Situation d'autant plus grave que la croissance des transferts publics métropolitains, principal moteur de notre économie - et de loin - s'est maintenue sur cette période à des taux de l'ordre de 3 % par an.
Le résultat de cette stagnation est, bien sûr, l'insuffisance de la création d'emplois. On apprend ainsi par la bouche du président du Conseil des Entreprises que l'économie a subi "une perte de 800 emplois au cours des cinq premiers mois de l'année 2007", ce qui en dit long sur "l'excellence" de la gouvernance de Monsieur Gaston TONG SANG, soit dit en passant. Mais je ne serai pas mesquin à lui imputer la totalité de la responsabilité de cette situation, car il a plutôt hérité d'une situation qu'il n'a pas pu ou pas su redresser par les mesures appropriées.

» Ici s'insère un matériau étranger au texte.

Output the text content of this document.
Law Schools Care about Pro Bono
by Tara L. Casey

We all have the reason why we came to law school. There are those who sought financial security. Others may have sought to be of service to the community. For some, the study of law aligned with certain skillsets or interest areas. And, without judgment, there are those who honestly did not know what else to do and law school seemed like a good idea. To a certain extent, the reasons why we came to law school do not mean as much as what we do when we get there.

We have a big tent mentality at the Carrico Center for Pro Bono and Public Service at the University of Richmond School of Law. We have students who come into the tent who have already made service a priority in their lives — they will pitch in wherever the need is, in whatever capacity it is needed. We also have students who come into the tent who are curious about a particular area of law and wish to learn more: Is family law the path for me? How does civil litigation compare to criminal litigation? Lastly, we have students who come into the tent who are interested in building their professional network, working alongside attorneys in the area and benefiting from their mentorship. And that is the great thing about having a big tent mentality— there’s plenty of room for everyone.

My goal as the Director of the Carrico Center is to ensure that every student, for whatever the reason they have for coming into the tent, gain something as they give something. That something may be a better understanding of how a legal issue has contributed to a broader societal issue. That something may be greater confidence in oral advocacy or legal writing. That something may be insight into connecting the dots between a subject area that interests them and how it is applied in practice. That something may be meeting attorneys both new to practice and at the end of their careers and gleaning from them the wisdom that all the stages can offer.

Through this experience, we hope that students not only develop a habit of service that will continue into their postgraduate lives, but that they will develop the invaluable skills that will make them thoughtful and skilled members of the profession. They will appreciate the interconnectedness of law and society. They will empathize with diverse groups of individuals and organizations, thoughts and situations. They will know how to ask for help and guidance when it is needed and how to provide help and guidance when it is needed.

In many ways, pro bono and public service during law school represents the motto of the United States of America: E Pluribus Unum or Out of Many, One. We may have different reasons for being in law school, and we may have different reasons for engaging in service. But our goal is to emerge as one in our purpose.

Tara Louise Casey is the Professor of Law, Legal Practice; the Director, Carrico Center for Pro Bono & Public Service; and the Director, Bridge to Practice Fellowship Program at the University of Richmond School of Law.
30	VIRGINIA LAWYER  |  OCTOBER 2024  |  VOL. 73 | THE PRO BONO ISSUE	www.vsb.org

De même,l'amateurisme de la gouvernance Temaru, largement dénoncée par nous-même pendant toute l'année 2006, explique à moitié cette situation. Car les vraies raisons du marasme sont structurelles: notre modèle économique et social a atteint ses limites. Il ne peut perdurer que par des injections massives de l'argent étatique.Or, toute la classe politique estime que notre Pays doit être progressivement "sevré" de ce moteur qui maintient artificiellement notre niveau de vie, et par delà, nos "avantages acquis".
Il est clair que nous ne pouvons plus nous contenter de reproduire le système existant en priant que ces transferts continuent à progresser comme si de rien n'était, surtout que les perspectives de croissance de l'économie française ne sont pas particulièrement réjouissantes.
Alors que faire ?
Il passe avant tout par un changement des mentalités. On ne peut pas tout attendre de l'Etat ou du Pays. De même, le gouvernement du Pays n'est pas responsable de tout. Il ne doit pas servir de bouc émissaire à nos propres incapacités ou à nos piètres performances. Attitude trop facile dans laquelle se complaisent malheureusement nombre de nos acteurs économiques, trop habitués à vivre de la manne des dépenses publiques.

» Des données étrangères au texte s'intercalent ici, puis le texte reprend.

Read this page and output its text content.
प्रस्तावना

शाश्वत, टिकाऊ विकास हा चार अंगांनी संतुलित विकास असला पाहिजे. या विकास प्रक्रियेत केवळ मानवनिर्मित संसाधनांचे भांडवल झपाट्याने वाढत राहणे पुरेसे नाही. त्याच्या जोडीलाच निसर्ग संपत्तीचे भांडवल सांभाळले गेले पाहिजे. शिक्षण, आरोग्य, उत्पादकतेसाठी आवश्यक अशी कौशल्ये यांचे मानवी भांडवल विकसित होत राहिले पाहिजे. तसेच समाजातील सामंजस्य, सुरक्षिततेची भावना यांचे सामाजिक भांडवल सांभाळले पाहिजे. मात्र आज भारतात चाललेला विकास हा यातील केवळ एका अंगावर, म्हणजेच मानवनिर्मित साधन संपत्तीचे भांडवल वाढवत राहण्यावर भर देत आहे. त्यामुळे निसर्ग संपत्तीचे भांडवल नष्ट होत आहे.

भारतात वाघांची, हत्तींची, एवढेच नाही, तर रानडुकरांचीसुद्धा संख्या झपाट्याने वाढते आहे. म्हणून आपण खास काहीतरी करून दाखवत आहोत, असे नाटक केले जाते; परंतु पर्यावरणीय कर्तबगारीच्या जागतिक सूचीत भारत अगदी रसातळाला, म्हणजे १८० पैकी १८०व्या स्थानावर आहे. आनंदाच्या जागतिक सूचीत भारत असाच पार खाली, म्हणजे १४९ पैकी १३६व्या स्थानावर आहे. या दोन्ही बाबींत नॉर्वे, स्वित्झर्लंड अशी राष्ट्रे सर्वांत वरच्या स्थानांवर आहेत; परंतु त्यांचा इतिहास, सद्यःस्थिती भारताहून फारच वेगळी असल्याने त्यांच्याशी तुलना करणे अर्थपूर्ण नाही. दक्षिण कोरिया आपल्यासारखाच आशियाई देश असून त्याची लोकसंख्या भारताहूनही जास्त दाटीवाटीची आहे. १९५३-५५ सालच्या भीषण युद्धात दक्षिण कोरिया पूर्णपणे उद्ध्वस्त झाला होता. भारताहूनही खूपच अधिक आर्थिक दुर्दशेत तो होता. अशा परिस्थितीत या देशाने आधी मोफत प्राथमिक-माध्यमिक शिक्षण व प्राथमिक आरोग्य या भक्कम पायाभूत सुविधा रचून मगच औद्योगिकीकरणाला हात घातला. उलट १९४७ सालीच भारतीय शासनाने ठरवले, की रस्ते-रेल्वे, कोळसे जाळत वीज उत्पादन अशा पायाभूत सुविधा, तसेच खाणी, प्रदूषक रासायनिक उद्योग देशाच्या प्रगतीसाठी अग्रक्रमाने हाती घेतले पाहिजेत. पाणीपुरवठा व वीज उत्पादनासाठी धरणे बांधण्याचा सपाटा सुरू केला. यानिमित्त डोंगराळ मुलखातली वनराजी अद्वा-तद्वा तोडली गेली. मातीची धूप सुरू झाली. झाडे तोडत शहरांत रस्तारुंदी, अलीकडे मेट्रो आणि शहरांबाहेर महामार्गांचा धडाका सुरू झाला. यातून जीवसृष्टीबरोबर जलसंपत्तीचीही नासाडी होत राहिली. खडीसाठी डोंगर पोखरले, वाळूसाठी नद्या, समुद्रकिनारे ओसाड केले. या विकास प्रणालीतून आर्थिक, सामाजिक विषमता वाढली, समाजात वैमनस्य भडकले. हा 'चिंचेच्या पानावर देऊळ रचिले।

Il passe par la définition d'une nouvelle stratégie de développement économique élaborée en concertation avec toutes les forces vives du Pays. Il faut arrêter de tirer des plans sur la comète ou de lancer des idées toutes plus farfelues les unes que les autres, à l'instar de la tarte à la crème de l'aéroport international des Marquises.
Il est temps d'ordonnancer notre développement dans un cadre de référence bien établi avec des projets structurants et crédibles tels que le cable transocéanique à haut débit. Ce n'est que dans ce cadre que des concepts tels que les pôles de compétitivité, les zones ou les entreprises franches, le cyber-village... peuvent prendre leur place. Que nos hommes politiques arrêtent de nous sortir de leur besace des solutions miracles ou des recettes magiques qui règleraient nos problèmes comme par enchantement.
Cette stratégie ne sera pas exempte d'efforts, car l'adaptation à la mondialisation nécessitera une amélioration de notre compétitivité globale.Il faudra notamment tourner le dos au protectionnisme et affronter les grands vents de l'ouverture. Ce n'est pas en restant calfeutrés derrière des murs artificiels que nous serons plus forts, bien au contraire.
L'heure de la lucidité, de l'imagination et de l'audace a sonné. Et mieux vaut tard que jamais.